煙を吸い込み、吐き出す。こういう時、たばこは静かな間を与えてくれる。しばらく無言で、窓の外を眺めた。先に吸っていたセンパイが2本目のたばこを咥えると、火をつける前に口を開く。
「メコンさ……、昨日のことどれくらい覚えてる?」
「……2回目ヤったとこまでは覚えてるっす」赤面しつつ答える。
「あー、あそこまでか」センパイはフッと笑うと、たばこに火をつけた。
「やっぱ、この感じだとあの後も飲んだんすよね」
「そうね。俺も結構記憶ねえけど」
再び沈黙が訪れた。気まずさが満ちる。
「センパイさん。本当に、すみませんでした。酒の勢いとはいえ、その……」僕はセンパイに向き直り、頭を下げる。
「あわわわ、やめろやめろ。いいんだ。俺も悪かった。いや……、俺が悪いんだ」
顔をあげると、センパイはうつむきながら続けた。
「俺さ、急にこんなんなって、マジで訳わかんなくってさ。実は最初おまえがウチにきた時、起きてからちょっと経ってたんだよ。

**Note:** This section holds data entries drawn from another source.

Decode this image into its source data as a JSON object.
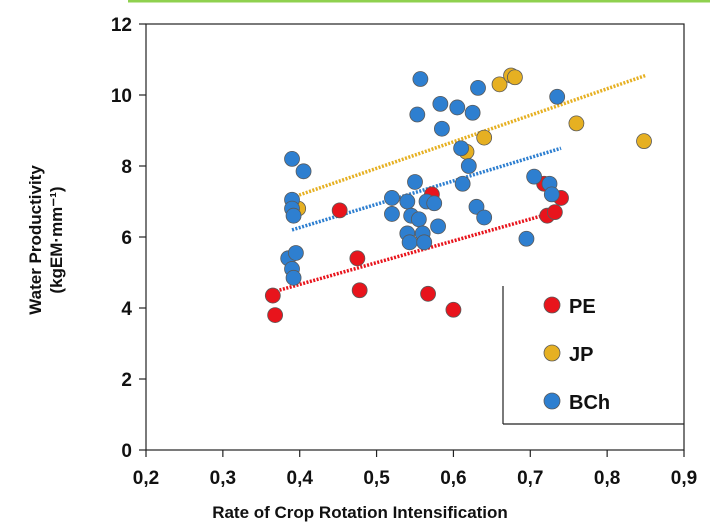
{
  "chart_data": {
    "type": "scatter",
    "title": "",
    "xlabel": "Rate of Crop Rotation Intensification",
    "ylabel_line1": "Water Productivity",
    "ylabel_line2": "(kgEM·mm⁻¹)",
    "xlim": [
      0.2,
      0.9
    ],
    "ylim": [
      0,
      12
    ],
    "x_ticks": [
      "0,2",
      "0,3",
      "0,4",
      "0,5",
      "0,6",
      "0,7",
      "0,8",
      "0,9"
    ],
    "y_ticks": [
      "0",
      "2",
      "4",
      "6",
      "8",
      "10",
      "12"
    ],
    "grid": false,
    "legend_position": "bottom-right",
    "accent_color": "#8fd14f",
    "series": [
      {
        "name": "PE",
        "color": "#e8141c",
        "points": [
          [
            0.365,
            4.35
          ],
          [
            0.368,
            3.8
          ],
          [
            0.452,
            6.75
          ],
          [
            0.475,
            5.4
          ],
          [
            0.478,
            4.5
          ],
          [
            0.567,
            4.4
          ],
          [
            0.572,
            7.2
          ],
          [
            0.6,
            3.95
          ],
          [
            0.718,
            7.5
          ],
          [
            0.722,
            6.6
          ],
          [
            0.732,
            6.7
          ],
          [
            0.74,
            7.1
          ]
        ],
        "trend": [
          [
            0.365,
            4.45
          ],
          [
            0.74,
            6.75
          ]
        ]
      },
      {
        "name": "JP",
        "color": "#e6b022",
        "points": [
          [
            0.398,
            6.8
          ],
          [
            0.617,
            8.4
          ],
          [
            0.64,
            8.8
          ],
          [
            0.66,
            10.3
          ],
          [
            0.675,
            10.55
          ],
          [
            0.68,
            10.5
          ],
          [
            0.76,
            9.2
          ],
          [
            0.848,
            8.7
          ]
        ],
        "trend": [
          [
            0.395,
            7.15
          ],
          [
            0.85,
            10.55
          ]
        ]
      },
      {
        "name": "BCh",
        "color": "#2e7fd0",
        "points": [
          [
            0.39,
            8.2
          ],
          [
            0.405,
            7.85
          ],
          [
            0.39,
            7.05
          ],
          [
            0.39,
            6.8
          ],
          [
            0.392,
            6.6
          ],
          [
            0.385,
            5.4
          ],
          [
            0.395,
            5.55
          ],
          [
            0.39,
            5.1
          ],
          [
            0.392,
            4.85
          ],
          [
            0.52,
            7.1
          ],
          [
            0.52,
            6.65
          ],
          [
            0.54,
            7.0
          ],
          [
            0.545,
            6.6
          ],
          [
            0.54,
            6.1
          ],
          [
            0.543,
            5.85
          ],
          [
            0.55,
            7.55
          ],
          [
            0.553,
            9.45
          ],
          [
            0.557,
            10.45
          ],
          [
            0.555,
            6.5
          ],
          [
            0.56,
            6.1
          ],
          [
            0.562,
            5.85
          ],
          [
            0.565,
            7.0
          ],
          [
            0.58,
            6.3
          ],
          [
            0.575,
            6.95
          ],
          [
            0.583,
            9.75
          ],
          [
            0.585,
            9.05
          ],
          [
            0.605,
            9.65
          ],
          [
            0.61,
            8.5
          ],
          [
            0.612,
            7.5
          ],
          [
            0.62,
            8.0
          ],
          [
            0.625,
            9.5
          ],
          [
            0.632,
            10.2
          ],
          [
            0.63,
            6.85
          ],
          [
            0.64,
            6.55
          ],
          [
            0.695,
            5.95
          ],
          [
            0.705,
            7.7
          ],
          [
            0.725,
            7.5
          ],
          [
            0.728,
            7.2
          ],
          [
            0.735,
            9.95
          ]
        ],
        "trend": [
          [
            0.39,
            6.2
          ],
          [
            0.74,
            8.5
          ]
        ]
      }
    ]
  }
}
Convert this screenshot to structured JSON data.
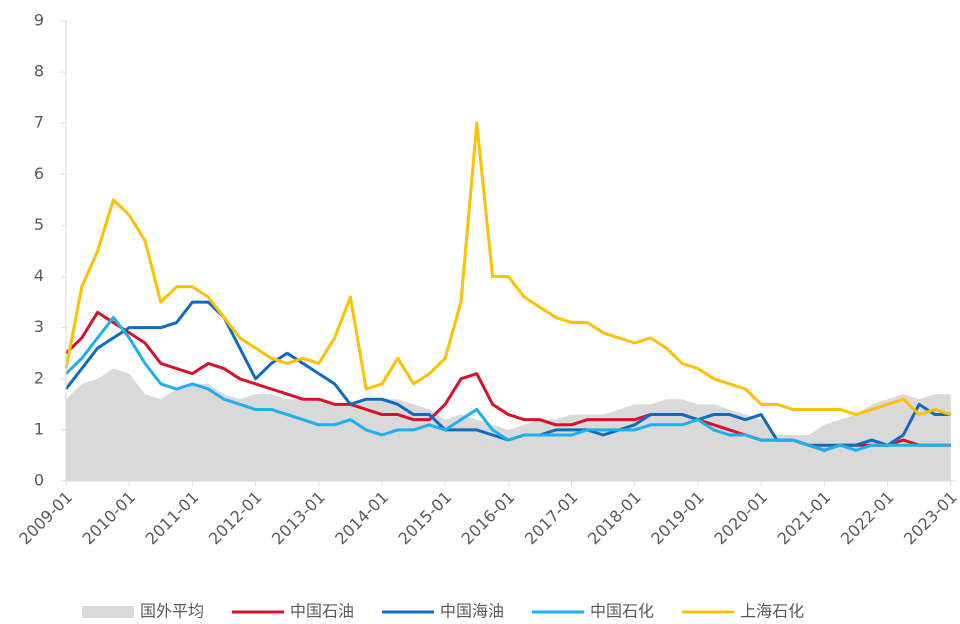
{
  "chart_data": {
    "type": "line",
    "x": [
      "2009-01",
      "2009-04",
      "2009-07",
      "2009-10",
      "2010-01",
      "2010-04",
      "2010-07",
      "2010-10",
      "2011-01",
      "2011-04",
      "2011-07",
      "2011-10",
      "2012-01",
      "2012-04",
      "2012-07",
      "2012-10",
      "2013-01",
      "2013-04",
      "2013-07",
      "2013-10",
      "2014-01",
      "2014-04",
      "2014-07",
      "2014-10",
      "2015-01",
      "2015-04",
      "2015-07",
      "2015-10",
      "2016-01",
      "2016-04",
      "2016-07",
      "2016-10",
      "2017-01",
      "2017-04",
      "2017-07",
      "2017-10",
      "2018-01",
      "2018-04",
      "2018-07",
      "2018-10",
      "2019-01",
      "2019-04",
      "2019-07",
      "2019-10",
      "2020-01",
      "2020-04",
      "2020-07",
      "2020-10",
      "2021-01",
      "2021-04",
      "2021-07",
      "2021-10",
      "2022-01",
      "2022-04",
      "2022-07",
      "2022-10",
      "2023-01"
    ],
    "series": [
      {
        "name": "国外平均",
        "color": "#d9d9d9",
        "style": "area",
        "values": [
          1.6,
          1.9,
          2.0,
          2.2,
          2.1,
          1.7,
          1.6,
          1.8,
          1.9,
          1.9,
          1.7,
          1.6,
          1.7,
          1.7,
          1.6,
          1.6,
          1.6,
          1.5,
          1.5,
          1.6,
          1.6,
          1.6,
          1.5,
          1.4,
          1.2,
          1.3,
          1.2,
          1.1,
          1.0,
          1.1,
          1.2,
          1.2,
          1.3,
          1.3,
          1.3,
          1.4,
          1.5,
          1.5,
          1.6,
          1.6,
          1.5,
          1.5,
          1.4,
          1.3,
          1.2,
          0.9,
          0.9,
          0.9,
          1.1,
          1.2,
          1.3,
          1.5,
          1.6,
          1.7,
          1.6,
          1.7,
          1.7
        ]
      },
      {
        "name": "中国石油",
        "color": "#d7102c",
        "style": "line",
        "values": [
          2.5,
          2.8,
          3.3,
          3.1,
          2.9,
          2.7,
          2.3,
          2.2,
          2.1,
          2.3,
          2.2,
          2.0,
          1.9,
          1.8,
          1.7,
          1.6,
          1.6,
          1.5,
          1.5,
          1.4,
          1.3,
          1.3,
          1.2,
          1.2,
          1.5,
          2.0,
          2.1,
          1.5,
          1.3,
          1.2,
          1.2,
          1.1,
          1.1,
          1.2,
          1.2,
          1.2,
          1.2,
          1.3,
          1.3,
          1.3,
          1.2,
          1.1,
          1.0,
          0.9,
          0.8,
          0.8,
          0.8,
          0.7,
          0.6,
          0.7,
          0.7,
          0.7,
          0.7,
          0.8,
          0.7,
          0.7,
          0.7
        ]
      },
      {
        "name": "中国海油",
        "color": "#0f6cbd",
        "style": "line",
        "values": [
          1.8,
          2.2,
          2.6,
          2.8,
          3.0,
          3.0,
          3.0,
          3.1,
          3.5,
          3.5,
          3.2,
          2.6,
          2.0,
          2.3,
          2.5,
          2.3,
          2.1,
          1.9,
          1.5,
          1.6,
          1.6,
          1.5,
          1.3,
          1.3,
          1.0,
          1.0,
          1.0,
          0.9,
          0.8,
          0.9,
          0.9,
          1.0,
          1.0,
          1.0,
          0.9,
          1.0,
          1.1,
          1.3,
          1.3,
          1.3,
          1.2,
          1.3,
          1.3,
          1.2,
          1.3,
          0.8,
          0.8,
          0.7,
          0.7,
          0.7,
          0.7,
          0.8,
          0.7,
          0.9,
          1.5,
          1.3,
          1.3
        ]
      },
      {
        "name": "中国石化",
        "color": "#1cb0ec",
        "style": "line",
        "values": [
          2.1,
          2.4,
          2.8,
          3.2,
          2.8,
          2.3,
          1.9,
          1.8,
          1.9,
          1.8,
          1.6,
          1.5,
          1.4,
          1.4,
          1.3,
          1.2,
          1.1,
          1.1,
          1.2,
          1.0,
          0.9,
          1.0,
          1.0,
          1.1,
          1.0,
          1.2,
          1.4,
          1.0,
          0.8,
          0.9,
          0.9,
          0.9,
          0.9,
          1.0,
          1.0,
          1.0,
          1.0,
          1.1,
          1.1,
          1.1,
          1.2,
          1.0,
          0.9,
          0.9,
          0.8,
          0.8,
          0.8,
          0.7,
          0.6,
          0.7,
          0.6,
          0.7,
          0.7,
          0.7,
          0.7,
          0.7,
          0.7
        ]
      },
      {
        "name": "上海石化",
        "color": "#ffc000",
        "style": "line",
        "values": [
          2.2,
          3.8,
          4.5,
          5.5,
          5.2,
          4.7,
          3.5,
          3.8,
          3.8,
          3.6,
          3.2,
          2.8,
          2.6,
          2.4,
          2.3,
          2.4,
          2.3,
          2.8,
          3.6,
          1.8,
          1.9,
          2.4,
          1.9,
          2.1,
          2.4,
          3.5,
          7.0,
          4.0,
          4.0,
          3.6,
          3.4,
          3.2,
          3.1,
          3.1,
          2.9,
          2.8,
          2.7,
          2.8,
          2.6,
          2.3,
          2.2,
          2.0,
          1.9,
          1.8,
          1.5,
          1.5,
          1.4,
          1.4,
          1.4,
          1.4,
          1.3,
          1.4,
          1.5,
          1.6,
          1.3,
          1.4,
          1.3
        ]
      }
    ],
    "xlim": [
      "2009-01",
      "2023-02"
    ],
    "xticks": [
      "2009-01",
      "2010-01",
      "2011-01",
      "2012-01",
      "2013-01",
      "2014-01",
      "2015-01",
      "2016-01",
      "2017-01",
      "2018-01",
      "2019-01",
      "2020-01",
      "2021-01",
      "2022-01",
      "2023-01"
    ],
    "ylim": [
      0,
      9
    ],
    "yticks": [
      0,
      1,
      2,
      3,
      4,
      5,
      6,
      7,
      8,
      9
    ],
    "legend": "bottom"
  }
}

そしたらお前が来てさ、お前ならいつも通りにふざけてくれるんじゃないかって、ドアを開けたんだよ。実際めっちゃ安心したんだ。あーいつも通りのメコンじゃん、って」
「そうだったんすか……」
「いや、だから、その。今まで通り接してくれてるのに、甘えてた。見た目はこんなに変わっちまったけど、おまえは何も変わらずにセンパイとして扱ってくれてさ……。バカみたいに酒飲んでたら、ちょっと悪戯心がな」
「やっぱあれ、悪戯だったんすね」
「悪ぃ。勝手に、冗談としてあしらってくれるって期待してたんだよ。ほんとバカだよ、俺。自分のことしか考えてなかった。普通あんなことされりゃ勃ってもしょうがないよな、ちょっとこの前まで男だったのに忘れてんだ。そんで、チンコ勃ててるのみて、勝手に失望して、あんなこと……」
センパイは、左手で髪をかき上げ、後悔で顔をくしゃくしゃにしていた。右手の指に挟んだたばこから立ち上る煙だけがこの部屋で動いている。絞り出すように続けた。
「だから、もう、元にはもどれないって……。実感したから、俺、サークルやめるわ。学校もやめる。地元帰るよ。今までありがとな、メコン」
「グダグダうるせえなこのほでなすが!! あんたさ何自分だけうだうだ言って、したっけサヨナラかよ! 俺にもちょっと時間くださいよ! あ! 原付借ります! 逃げんなよ!」
頭に血が上った僕は、思わず怒鳴り上げ、センパイの部屋を後にした。
はじめてメコンが怒るところを見た。唖然としていると、メコンはズカズカとヘルメットと原付のキーをひったくり部屋を出ていった。
まるで自分だけが部屋に取り残されたかのようだ。ふと灰皿をみると、吸いかけのたばこがくすぶっている。おまえも置いてけぼりか。鼻で笑うと二本のたばこをもみ消した。外から、走り去る原付の音が聞こえる。部屋に満ちる静寂が耳に痛い。そっと、椅子の上で膝を抱えた。
胸の中も、からだも、今まで知ることのなかった痛みを訴えている。
「おなか痛い……」
レースのカーテンが、風に揺れるのを眺め呟いた。